Thomas Leonard: Mmm-hmmm. Yeah, I think so.
Russ Roberts: That famine efforts in India should be suspended because "let the famine continue for the sake of race improvement". I've always been proud of the role economists played in the slavery argument, in England and in the United States. So, we go back to John Stuart Mill and Adam Smith and others. And we have a wonderful essay here at the Library of Economics and Liberty by David Levy and Sandra Peart on the origins of racism. And the slavery movement, the justifications for slavery ties in to a recent episode we had with Mike Munger on this issue.
Thomas Leonard: Fantastic work. Fantastic.
Russ Roberts: But in some ways--thanks. Not my work. But yeah. But in some ways it's sort of the predecessor of the Progressive philosophy, this idea that the betters need to take care of the inferiors. Or at least keep them away, if you can't help them. And I think about how Mill and Smith saw--had so much respect for the dignity of human beings, regardless of their race, regardless of their nationality: that Smith was disdainful of people who said that the Irish couldn't take care of themselves. Or that all kinds of people deserved respect as individuals. And we went, somehow from that attitude to the attitudes you talk about in the book--Richard Ely, who would say, it's better to let people in India die because they are racial inferiors. How did that come to pass? I know that's a--that's a tough question to end with, on one foot, so to speak. But you have any thoughts on that? It's very sad to me.
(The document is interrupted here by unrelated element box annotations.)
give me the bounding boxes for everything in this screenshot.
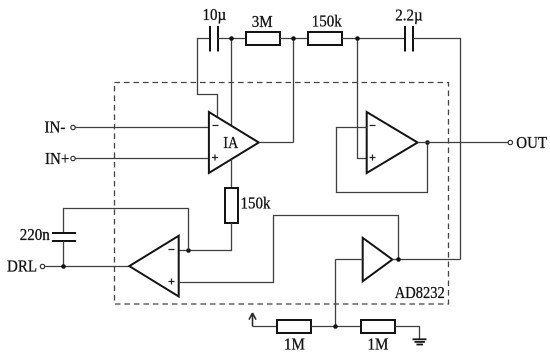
svg-text:150k: 150k [241,195,271,213]
wire IN- to IA inverting input [75,127,209,129]
svg-text:IN+: IN+ [45,150,69,168]
svg-text:IA: IA [223,134,239,152]
capacitor C2 10u [210,26,218,52]
node dot A2 output [425,140,430,145]
dashed box AD8232 boundary [115,83,449,305]
svg-text:150k: 150k [312,13,342,31]
op-amp U3 driven lead amplifier [129,236,178,297]
node dot 10u/3M junction [229,36,234,41]
svg-text:AD8232: AD8232 [395,284,445,302]
svg-text:1M: 1M [284,336,305,354]
wire 220n bottom to DRL rail [63,241,65,267]
wire A2 output to OUT [418,142,509,144]
terminal OUT [508,140,512,144]
wire 2.2u right then down to A3 output rail [413,39,461,260]
pin minus A1 [169,249,175,251]
op-amp U2 buffer [367,112,418,173]
wire 10u to R 3M [218,38,246,40]
svg-text:DRL: DRL [7,258,37,276]
svg-text:220n: 220n [20,226,50,244]
node dot divider mid [333,324,338,329]
node dot 3M/150k junction [291,36,296,41]
wire 1M left to 1M right [311,326,361,328]
wire top rail left jog down to IA top edge [198,39,218,118]
terminal DRL [40,264,44,268]
node dot A3 output [396,257,401,262]
wire A1 plus input to A3 output [179,216,399,283]
wire IN+ to IA non-inverting input [75,158,209,160]
arrow supply reference [249,313,256,327]
wire IA internal node to 150k mid resistor [231,159,233,188]
terminal IN+ [71,156,75,160]
svg-text:10µ: 10µ [203,6,227,24]
wire divider mid riser [335,260,337,327]
node dot A1 inverting junction [186,248,191,253]
op-amp U4 reference buffer [363,238,393,281]
wire A1 inverting node up and left to 220n top [64,209,189,251]
wire A2 feedback loop output to inverting input [337,128,428,193]
wire A3 input from divider mid [336,259,363,261]
resistor R 150k mid [225,188,238,223]
capacitor C1 2.2u [405,26,413,52]
svg-text:1M: 1M [368,336,389,354]
capacitor C3 220n [52,233,76,241]
pin minus A2 [370,125,376,127]
terminal IN- [71,125,75,129]
resistor R 1M left [277,320,311,333]
svg-text:IN-: IN- [45,119,66,137]
svg-text:OUT: OUT [516,134,547,152]
wire 150k mid bottom to A1 inverting input [179,223,232,251]
wire arrow to 1M left [253,326,278,328]
wire down from 150k/2.2u node to A2 plus input [358,39,367,159]
resistor R 150k top [308,32,342,45]
wire IA output right [259,142,294,144]
op-amp U1 IA instrumentation amplifier [209,112,259,173]
wire 150k to 2.2u [342,38,404,40]
node dot 150k/2.2u junction [355,36,360,41]
pin plus IA [212,155,218,161]
wire A3 output to 2.2u riser [392,259,460,261]
resistor R 3M [246,32,280,45]
svg-text:3M: 3M [252,13,273,31]
ground [413,338,427,345]
pin plus A2 [370,155,376,161]
svg-text:2.2µ: 2.2µ [395,7,422,25]
wire 3M to 150k [280,38,308,40]
node dot DRL/220n junction [61,264,66,269]
wire down from 10u/3M node to IA top edge [231,39,233,126]
resistor R 1M right [361,320,395,333]
wire down from 3M/150k node to IA output [293,39,295,143]
wire DRL to A1 output [45,266,129,268]
wire 1M right to ground [395,327,420,339]
pin plus A1 [169,279,175,285]
pin minus IA [213,125,219,127]
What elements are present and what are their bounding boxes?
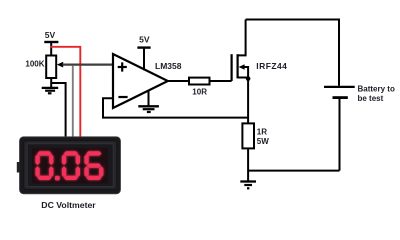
op-amp U1 LM358 triangle bbox=[113, 54, 168, 108]
transistor Q1 source stub bbox=[238, 77, 249, 79]
wire bottom return to battery bbox=[248, 170, 339, 172]
DC voltmeter module body bbox=[17, 137, 121, 194]
wire drain to battery positive bbox=[246, 20, 339, 86]
wire 1R bottom to ground and battery return bbox=[247, 148, 249, 181]
wire 5V bar to potentiometer top bbox=[50, 42, 52, 56]
wire 10R to MOSFET gate bbox=[210, 80, 232, 82]
svg-text:5W: 5W bbox=[257, 137, 269, 146]
ground symbol (op-amp) bbox=[138, 106, 159, 112]
svg-text:LM358: LM358 bbox=[155, 61, 182, 71]
transistor Q1 body arrow bbox=[243, 67, 248, 78]
op-amp plus input marking bbox=[118, 62, 127, 71]
voltmeter digits 0.06 bbox=[35, 151, 103, 180]
transistor Q1 channel bar bbox=[237, 54, 239, 78]
svg-text:IRFZ44: IRFZ44 bbox=[256, 61, 287, 71]
wire feedback: inverting input to 1R/source node bbox=[103, 98, 248, 117]
resistor R2 10R body bbox=[189, 78, 210, 85]
junction dot source/body bbox=[246, 76, 251, 81]
svg-text:DC Voltmeter: DC Voltmeter bbox=[41, 200, 96, 210]
op-amp minus input marking bbox=[118, 96, 127, 98]
wire (red) from 5V rail to voltmeter supply bbox=[50, 47, 80, 139]
wire wiper to op-amp non-inverting input bbox=[63, 63, 114, 65]
transistor Q1 drain stub bbox=[238, 20, 246, 56]
wire source node down to 1R bbox=[247, 78, 249, 124]
power rail bar (left 5V) bbox=[44, 41, 58, 43]
resistor R3 1R 5W body bbox=[242, 123, 254, 148]
svg-text:100K: 100K bbox=[25, 60, 44, 69]
wire op-amp output to 10R bbox=[167, 80, 189, 82]
potentiometer R1 100K body bbox=[46, 56, 56, 79]
svg-text:1R: 1R bbox=[257, 128, 267, 137]
svg-text:be test: be test bbox=[358, 94, 384, 103]
battery BT1 positive plate bbox=[324, 86, 355, 88]
ground symbol (bottom) bbox=[240, 182, 256, 189]
transistor Q1 IRFZ44 gate bar bbox=[231, 54, 233, 81]
svg-text:5V: 5V bbox=[139, 35, 150, 45]
wire battery negative down bbox=[339, 98, 341, 171]
wire potentiometer bottom to ground bbox=[50, 78, 52, 88]
battery BT1 negative plate bbox=[333, 96, 348, 99]
wire (black) ground branch to voltmeter negative bbox=[51, 83, 65, 139]
wire (gray) sense line from wiper node to voltmeter bbox=[72, 66, 74, 139]
svg-text:10R: 10R bbox=[192, 87, 207, 96]
potentiometer wiper arrow bbox=[57, 62, 63, 68]
ground symbol (potentiometer) bbox=[42, 88, 59, 93]
power rail bar (op-amp 5V) bbox=[137, 46, 150, 48]
svg-text:5V: 5V bbox=[45, 30, 56, 40]
wire op-amp V+ pin bbox=[143, 48, 145, 71]
voltmeter display window bbox=[32, 148, 108, 184]
wire op-amp V- pin to ground bbox=[148, 91, 150, 106]
svg-text:Battery to: Battery to bbox=[358, 85, 395, 94]
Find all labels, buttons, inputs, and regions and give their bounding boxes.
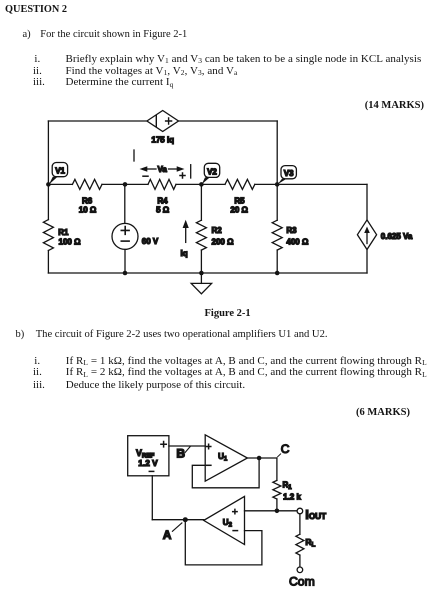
dependent source 0.625Va diamond [357,220,376,250]
node R3-bottom dot [275,271,280,276]
wire V3 to right edge [255,183,367,185]
wire VREF- down [151,476,153,520]
svg-text:C: C [281,442,290,456]
dependent source 175Iq diamond [147,111,179,132]
wire U2 plus input to IOUT [245,510,298,512]
Va annotation tick right [190,165,192,178]
item b.i [34,355,40,367]
svg-text:R6: R6 [82,197,93,206]
heading QUESTION 2 [5,4,67,15]
source 60V circle [112,223,138,249]
resistor R5 [225,179,255,189]
wire left vertical to R1 [47,184,49,219]
source VREF box [128,436,169,476]
ground [191,273,211,294]
item a.iii [33,76,45,88]
current Iq arrow [183,220,189,243]
resistor R6 [72,179,102,189]
Va annotation tick left [133,150,135,161]
wire top-right drop to V3 [276,121,278,184]
svg-text:B: B [176,446,185,460]
svg-text:V2: V2 [207,167,217,176]
wire C corner down to R1 [276,458,278,480]
svg-text:Com: Com [289,574,315,588]
svg-text:200 Ω: 200 Ω [212,237,235,246]
node label V1 callout [49,163,68,185]
node label V3 callout [278,166,297,185]
svg-text:RL: RL [305,537,315,549]
wire U1 feedback loop [192,458,259,488]
svg-text:20 Ω: 20 Ω [230,206,248,215]
wire right vertical lower [366,250,368,274]
node V1 dot [46,182,51,187]
Va arrow left [140,166,157,171]
wire V2 branch upper [200,184,202,220]
resistor R3 [272,220,282,250]
svg-text:V1: V1 [55,167,65,176]
svg-text:U1: U1 [218,452,228,463]
resistor R2 [196,220,206,250]
item b.ii [33,366,42,378]
wire V3 branch upper [276,184,278,220]
wire top rail left segment [48,120,146,122]
node C label [278,442,290,457]
wire right vertical upper [366,184,368,220]
svg-text:0.625 Va: 0.625 Va [381,232,413,241]
item b) label [16,329,25,341]
node V2 dot [199,182,204,187]
node U1 output dot [257,456,262,461]
item a) label [23,29,31,41]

Thomas Leonard: Well, I think that--there obviously is a connection to the, you know, mid-19th century abolitionist movement, the anti-slavery movement. And I guess, one caution I would make is that, I'm happy to claim Smith and Mill as economists. But the idea of an economist as a vocation--as a job, as a profession, is something that really only emerges in the late 19th, early 20th century. So, people who wrote brilliantly about economic matters, like Smith and like Mill, I'm happy to claim them, but you know, Mill was a civil servant; and Smith was a professor of moral philosophy. And you know, Marx was an agitator and a journalist. And all the economists that we read in a History of Economic Thought course were not professionals until this moment. That's an important part, actually, in the United States, of what the Progressives did, is they professionalized economics. They made it academic and they made it expert. And, so, I wouldn't want to claim that there's some sort of, you know, incredible phase change that happens. I would make one important point, though, I think, in trying to respond to the question. And that's this, is that: One thing about eugenics, about using the state to improve human heredity, is: You can't do it without a regulatory state, really. In any meaningful way. That's not to say that today, in the era[aura?] of genetic testing and screening, there isn't a form of eugenics going on. There is. The difference, though, is: Who gets to decide who is fittest? Is it parents in consultation with their doctors? Or as it was a hundred years ago, is it the state as being directed by experts? So, at least in terms of the Progressive Era, there's no eugenics without the advent of the administrative state. Of course there's eugenic ideas. There's a few places--if you like, the Oneida Community, where it's being practiced. But you do need, if you are going to do a serious wholesale revision of human heredity in the name of improving it, you need a powerful state to carry that out. So, actual eugenic policy, as opposed to eugenic thought, had to await the arrival of an administrative state with the power to carry it out.